Mercury and Uranus are buggers to find facts for :mad: Well, facts that can be expanded upon for more than a sentence, but will still interest kids.
Mercury is the only other rocky planet with a strong magnetic field. And if you factor out the effects of gravitational compression, Mercury is the densest planet in the solar system (Earth is denser, but only because of its greater gravity, not because the stuff its made of is actually denser).

Uranus sounds like a bum hole.
 
You could always point out that, once they've got to the thousand yard point, if they wanted to walk to the Oort cloud it would be around a thousand miles away. The extent of the Sun's gravitational influence is roughly three thousand miles, and the nearest star six thousand miles. I'm doing the maths in my head badly, but that seems about right.
 
The apparently rare phenomenon known as life exists on the third planet from the sun. It's really quite remarkable.
 
The Sun's distance from the Earth is about 400 times the Moon's distance, and the Sun's diameter is about 400 times the Moon's diameter. Because these ratios are approximately the same, the Sun and the Moon as seen from Earth appear to be approximately the same size and we get eclipses.
 
The Sun's distance from the Earth is about 400 times the Moon's distance, and the Sun's diameter is about 400 times the Moon's diameter. Because these ratios are approximately the same, the Sun and the Moon as seen from Earth appear to be approximately the same size and we get eclipses.

Only for about the next 700,000,000 years. ;)
 
But by then stellar evolution will have made life on earth impossible anyway :p

Perhaps, roughly then (assuming some other major impact event or eruption or local supernova doesn't curb life first) but bacteria and viruses may well soldier on for a few more hundred million years until a combination of processes eliminate all planetary water.
 
Helium (the second most common element in the universe after Hydrogen) was discovered in the Sun before it was found on Earth.

In 1868 Joseph Lockyer using a spectrometer attached to a telescope pointing at the Sun, found a line in the yellow region of the solar spectrum to which no match could be found. He named it Helium after Helios (Greek for the Sun). It was not until 25 years later that William Ramsey extracted Helium from the mineral clevite.
 
Ooh, cheers, that does look interesting :)

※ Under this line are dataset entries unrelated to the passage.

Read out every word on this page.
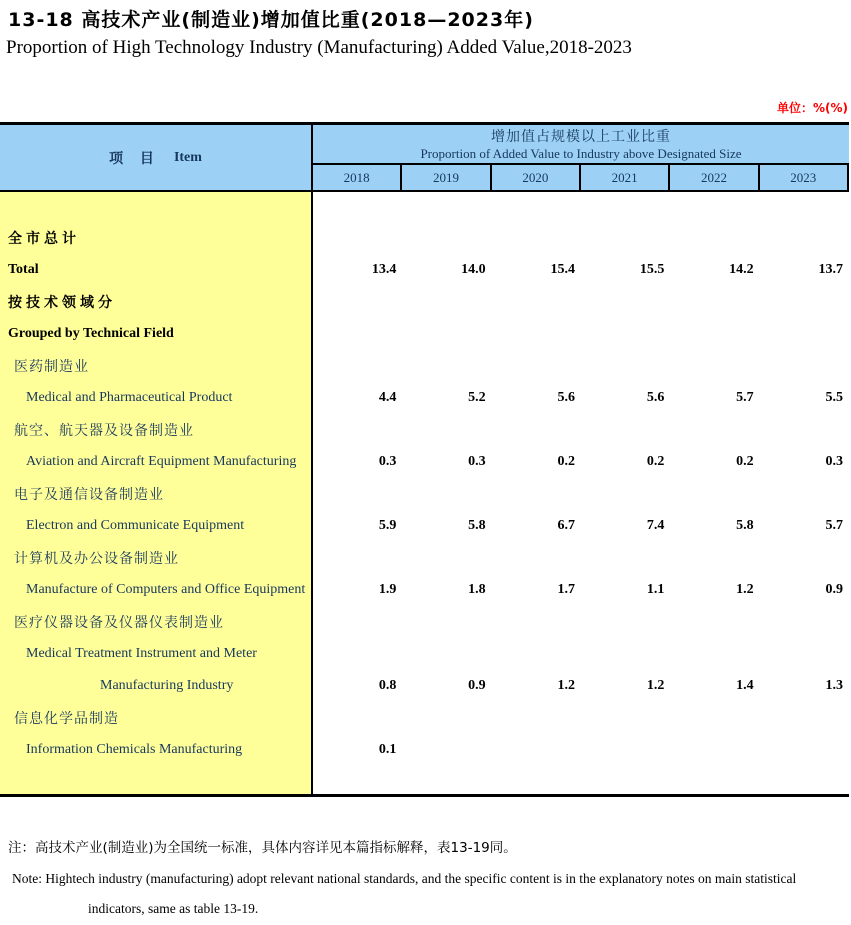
13-18 高技术产业(制造业)增加值比重(2018—2023年)
Proportion of High Technology Industry (Manufacturing) Added Value,2018-2023
单位：%(%)
项 目 Item
增加值占规模以上工业比重
Proportion of Added Value to Industry above Designated Size
2018	2019	2020	2021	2022	2023
全市总计
Total	13.4	14.0	15.4	15.5	14.2	13.7
按技术领域分
Grouped by Technical Field
医药制造业
Medical and Pharmaceutical Product	4.4	5.2	5.6	5.6	5.7	5.5
航空、航天器及设备制造业
Aviation and Aircraft Equipment Manufacturing	0.3	0.3	0.2	0.2	0.2	0.3
电子及通信设备制造业
Electron and Communicate Equipment	5.9	5.8	6.7	7.4	5.8	5.7
计算机及办公设备制造业
Manufacture of Computers and Office Equipment	1.9	1.8	1.7	1.1	1.2	0.9
医疗仪器设备及仪器仪表制造业
Medical Treatment Instrument and Meter
Manufacturing Industry	0.8	0.9	1.2	1.2	1.4	1.3
信息化学品制造
Information Chemicals Manufacturing	0.1
注：高技术产业(制造业)为全国统一标准，具体内容详见本篇指标解释，表13-19同。
Note: Hightech industry (manufacturing) adopt relevant national standards, and the specific content is in the explanatory notes on main statistical
indicators, same as table 13-19.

Thanks for the help everyone, Make Merry was held over Jubilee weekend and was generally regarded as a big success :) Already planning for next year... :cool:
 
I volunteer for a local family festival (the Plumstead Make Merry, if yer interested ;)) and one thing we'd like to do this year is have a go at the 1'000 yard model of the Solar System. The basic idea is you recreate the Solar System to scale over roughly 1,000 yards.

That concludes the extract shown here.